The camera came with a kit lens: a Meyer Optik Oreston lens with a 50 mm focal length and an aperture range of f/1.8 to f/16. This is an impressive aperture range. f/1.8 is plenty wide enough for just about al uses and f/16 is just below the point where diffraction softening becomes noticable. The closest focus is 0.33 metres (or just over a foot). The swing on the focus ring between closest focus and infinity is nearly 340° (close to a complete revolution of the ring). This means that focusing can be slow but accuracy will be easy (and compares very well with my modern Canon lenses where the swing is a mere 30° to 40° making accurate manual focus nearly impossible). There is a red index mark to indicate the position of both focus and aperture.

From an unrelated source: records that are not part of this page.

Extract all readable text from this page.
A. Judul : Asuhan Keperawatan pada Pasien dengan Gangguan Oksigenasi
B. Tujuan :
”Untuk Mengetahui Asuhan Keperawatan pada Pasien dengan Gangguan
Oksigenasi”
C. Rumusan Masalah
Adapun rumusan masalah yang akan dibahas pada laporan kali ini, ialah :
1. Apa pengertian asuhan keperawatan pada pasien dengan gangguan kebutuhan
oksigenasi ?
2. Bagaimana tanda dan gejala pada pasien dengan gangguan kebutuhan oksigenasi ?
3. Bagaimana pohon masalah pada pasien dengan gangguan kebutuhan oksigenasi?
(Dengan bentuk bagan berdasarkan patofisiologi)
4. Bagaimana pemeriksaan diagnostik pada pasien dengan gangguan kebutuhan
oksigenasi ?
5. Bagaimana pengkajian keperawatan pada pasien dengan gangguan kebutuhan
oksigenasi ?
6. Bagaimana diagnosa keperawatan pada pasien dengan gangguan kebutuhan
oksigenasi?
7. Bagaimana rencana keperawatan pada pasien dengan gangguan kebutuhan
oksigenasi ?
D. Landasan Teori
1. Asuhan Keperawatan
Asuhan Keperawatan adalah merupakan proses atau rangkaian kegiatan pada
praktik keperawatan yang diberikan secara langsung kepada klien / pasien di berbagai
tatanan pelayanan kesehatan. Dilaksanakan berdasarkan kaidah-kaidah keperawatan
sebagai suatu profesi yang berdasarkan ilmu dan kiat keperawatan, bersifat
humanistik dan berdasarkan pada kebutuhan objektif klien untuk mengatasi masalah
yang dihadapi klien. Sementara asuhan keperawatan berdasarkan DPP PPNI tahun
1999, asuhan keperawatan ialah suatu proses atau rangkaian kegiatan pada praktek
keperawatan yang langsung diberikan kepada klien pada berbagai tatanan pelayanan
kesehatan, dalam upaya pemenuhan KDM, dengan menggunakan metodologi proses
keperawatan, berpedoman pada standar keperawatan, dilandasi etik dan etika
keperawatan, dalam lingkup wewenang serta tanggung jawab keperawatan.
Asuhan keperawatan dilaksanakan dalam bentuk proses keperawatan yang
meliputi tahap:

There is also a red dot to indicate the focus position for infra-red light if you are using infra-red film.
The focus ring is at the outside edge of the lens and is easy to grip and turn. The scale is printed in both metres (white) and imperial (red). The aperture ring is close to the lens mount but not close enough to cause problems adjusting the aperture. When the lens is fitted to the camera, there is a large button on the side of the lens inside of the aperture ring, close to the right-hand shutter release button. Pressing this closes the aperture to give you a depth of field preview – very useful and easy to use (easy compared to my Canon DSLRs).
At the bottom of the lens is a small slider that has two positions. Position one – with a green marking – is the auto setting. The aperture will stay wide open for ease of focusing until the shutter release button is pressed. Position two – with an orange marking – is the manual setting. The aperture will close to the set aperture as the aperture ring is turned making focusing difficult but means that the lens can be used with older Exakta cameras.
Technical information gleaned from the Interweb: this lens is made from six glass elements in four groups making it similar to a Carl Zeiss Planar lens. It seems to have a good reputation.
Final picture. The RTL1000 camera and Oreston lens being used with very old close-up tubes. This allows the user to take true macro shots. True macro being when the image on the negative is exactly the same size as the original object. This is an occasion when the lens must be set to the, orange, manual position mentioned above as the lens is too far away from the plunger mentioned above so the iris diaphragm will not get automatically closed when firing the shutter.
My test film has been developed and scanned (by Snappy Snaps in Lincoln, as usual). I am very pleased. The camera is working well – no light leaks and shutter speeds are, at least, close to correct. Shutter blades are moving smoothly – no irregular exposures. I cannot show this here, but the negatives have around the density I would like on a negative – which is more a comment on my Leningrad light meter, but also shows the shutter speeds are ok.
The lens seems to perform well. I am not one of those photographers that examines the corners to make sure that they are “tack sharp” but the corners are plenty sharp enough. Contrast is good. Bokeh I do not understand but I have included a picture with plenty of out-of-focus areas so the gentle reader can assess the bokeh for theirselves.